Following the same rule, the current node unsubscribes from the ChildNodeAdded and ChildNodeRemoved events of every direct child nodes at the moment they are removed.
Also, we need to keep in mind that whenever a node is added to the current node as a direct child, this node might have other nested subtree. In this case, the current catalog must be updated with all the nested children of the subtree as well.
So, having this said, let’s have a look on the implementation of AddChild(INode child).
child.Parent?.RemoveChild(child); makes sure that the new child is detached from its old parent before attaching it to the new parent which is the current node.
m_Catalog.Add(child.Id, child); adds the new child to the catalog.
m_Children.Add(child); adds the child to the Children collection.
OnDirectChildNodeAdded(child); fires the ChildNodeAdded event to notify the direct parent that a new child is added and eventually new updates should be applied to its catalog.
Then we check if the new child is a Structural node because in this case we need to listen to the changes that could be applied to it.
So, if this is true, we loop on the new child’s flat children, add them one by one to the current catalog and also fire the ChildNodeAdded event but this time with the proper values of node and added arguments. This is done to notify the direct parent with the nested updates as well. Note that the direct parent, would also do the same and notify its direct parent,… and so on.
As we said, the current node should subscribe to the ChildNodeAdded and ChildNodeRemoved events of the new child so that it is always updated. This is what we do on structuralNode.ChildNodeAdded += AddHandler; and structuralNode.ChildNodeRemoved += RemoveHandler;.
child.Parent = this; sets the parent of the child node to the current node.
Now, let’s have a look on the implementation of RemoveChild(INode child).
m_Catalog.Remove(child.Id); removes the child from the catalog.
m_Children.Remove(child); removes the child from the Children collection.
OnDirectChildNodeRemoved(child); fires the ChildNodeRemoved event to notify the direct parent that a child is removed and eventually new updates should be applied to its catalog.

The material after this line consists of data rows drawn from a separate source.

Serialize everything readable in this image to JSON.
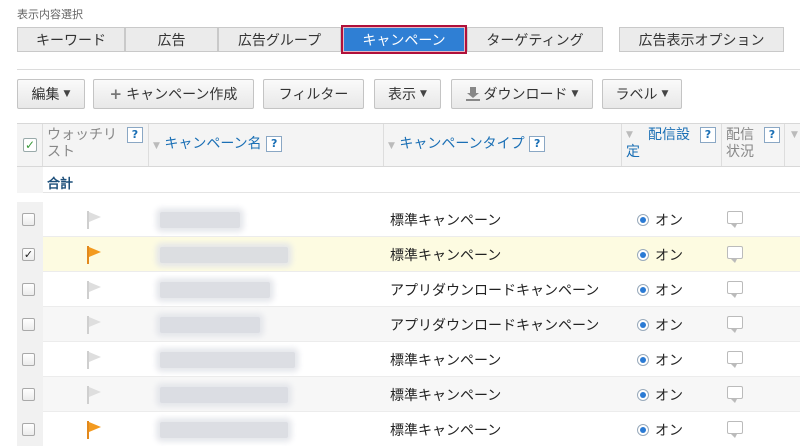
{
  "view_selector": {
    "label": "表示内容選択",
    "tabs": [
      {
        "label": "キーワード",
        "active": false
      },
      {
        "label": "広告",
        "active": false
      },
      {
        "label": "広告グループ",
        "active": false
      },
      {
        "label": "キャンペーン",
        "active": true
      },
      {
        "label": "ターゲティング",
        "active": false
      },
      {
        "label": "広告表示オプション",
        "active": false
      }
    ]
  },
  "toolbar": {
    "edit": "編集",
    "create_campaign": "キャンペーン作成",
    "filter": "フィルター",
    "display": "表示",
    "download": "ダウンロード",
    "label": "ラベル"
  },
  "table": {
    "headers": {
      "watch_list": "ウォッチリスト",
      "campaign_name": "キャンペーン名",
      "campaign_type": "キャンペーンタイプ",
      "delivery_setting": "配信設定",
      "delivery_status": "配信状況",
      "help": "?"
    },
    "total_label": "合計",
    "rows": [
      {
        "checked": false,
        "watched": false,
        "type": "標準キャンペーン",
        "status": "オン"
      },
      {
        "checked": true,
        "watched": true,
        "type": "標準キャンペーン",
        "status": "オン"
      },
      {
        "checked": false,
        "watched": false,
        "type": "アプリダウンロードキャンペーン",
        "status": "オン"
      },
      {
        "checked": false,
        "watched": false,
        "type": "アプリダウンロードキャンペーン",
        "status": "オン"
      },
      {
        "checked": false,
        "watched": false,
        "type": "標準キャンペーン",
        "status": "オン"
      },
      {
        "checked": false,
        "watched": false,
        "type": "標準キャンペーン",
        "status": "オン"
      },
      {
        "checked": false,
        "watched": true,
        "type": "標準キャンペーン",
        "status": "オン"
      }
    ]
  },
  "colors": {
    "active_tab": "#2f7fd4",
    "active_tab_border": "#b0103a",
    "link_blue": "#1a6fb5",
    "flag_on": "#f39a1f",
    "selected_row": "#fdfbe1"
  }
}
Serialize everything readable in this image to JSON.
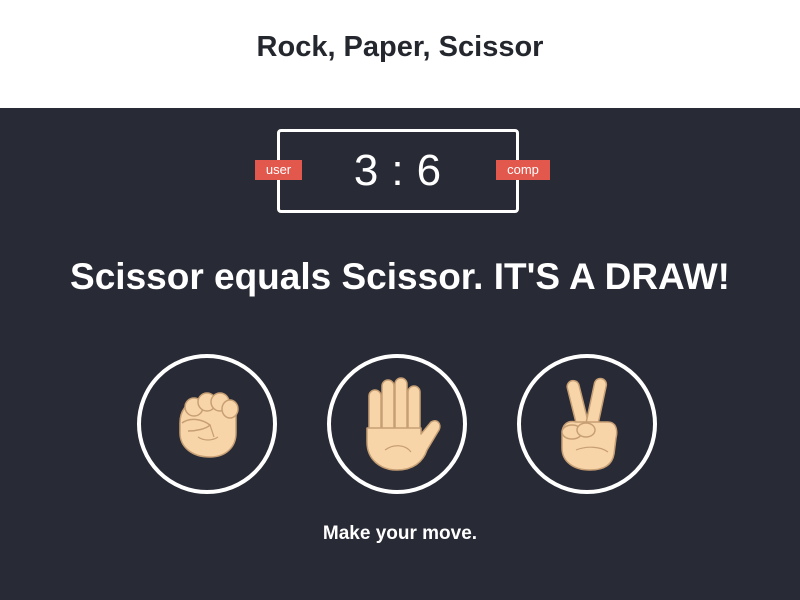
{
  "header": {
    "title": "Rock, Paper, Scissor"
  },
  "scoreboard": {
    "user_label": "user",
    "comp_label": "comp",
    "user_score": "3",
    "separator": ":",
    "comp_score": "6"
  },
  "result": {
    "message": "Scissor equals Scissor. IT'S A DRAW!"
  },
  "choices": [
    {
      "name": "rock",
      "icon": "fist-icon"
    },
    {
      "name": "paper",
      "icon": "open-hand-icon"
    },
    {
      "name": "scissor",
      "icon": "victory-hand-icon"
    }
  ],
  "action": {
    "prompt": "Make your move."
  },
  "colors": {
    "header_bg": "#ffffff",
    "game_bg": "#282a35",
    "badge_bg": "#e2584d",
    "text": "#ffffff",
    "skin": "#f8d5a8",
    "skin_outline": "#c79f74"
  }
}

Then we check if the new child is a Structural node because in this case we need to listen to the changes that could be applied to it.
So, if this is true, we loop on the child’s flat children, remove them one by one from the current catalog and also fire the ChildNodeRemoved event but this time with the proper values of node and added arguments. This is done to notify the direct parent with the nested updates as well. Note that the direct parent, would also do the same and notify its direct parent,… and so on.

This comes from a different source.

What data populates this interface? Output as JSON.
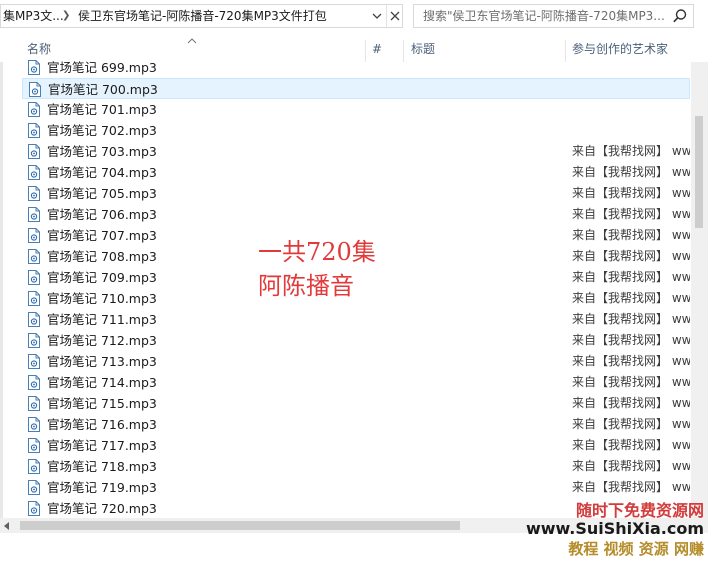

As we said, the current node should unsubscribe from the ChildNodeAdded and ChildNodeRemoved events of the child to be removed. This is what we do on structuralNode.ChildNodeAdded -= AddHandler; and structuralNode.ChildNodeRemoved -= RemoveHandler;.
child.Parent = null; resets the parent to null.
I know that this part was tricky, but, if you just go through it again, you will find it not that complicated.
TreeNavigator
This is like a Helper class which provides extra capabilities like searching the nodes, evaluating full paths, finding node depth,… and so on.
Internally, it is making a good use of the well defined and established structure we defined on our nodes classes.
I didn’t abstract this class but for sure you can do so and you can extend it with as many capabilities as you need.
Final Words
I was going to write a sample application to show you how efficient our design is, but, after a second thought, I decided to leave this to you as an exercise.
So, I know that when you look at this design you might feel that it is too hard to understand. However, you need to keep in mind how complex the job is in the first place.
As I said at the beginning, you need to use the design in this article as a mind opener, give it some thought, learn from it, drop what you don’t need, adapt it, enhance it, and finally start using it. This would always be the right way to learn and gain new skills.
That’s it, hope you found reading this article as interesting as I found writing it.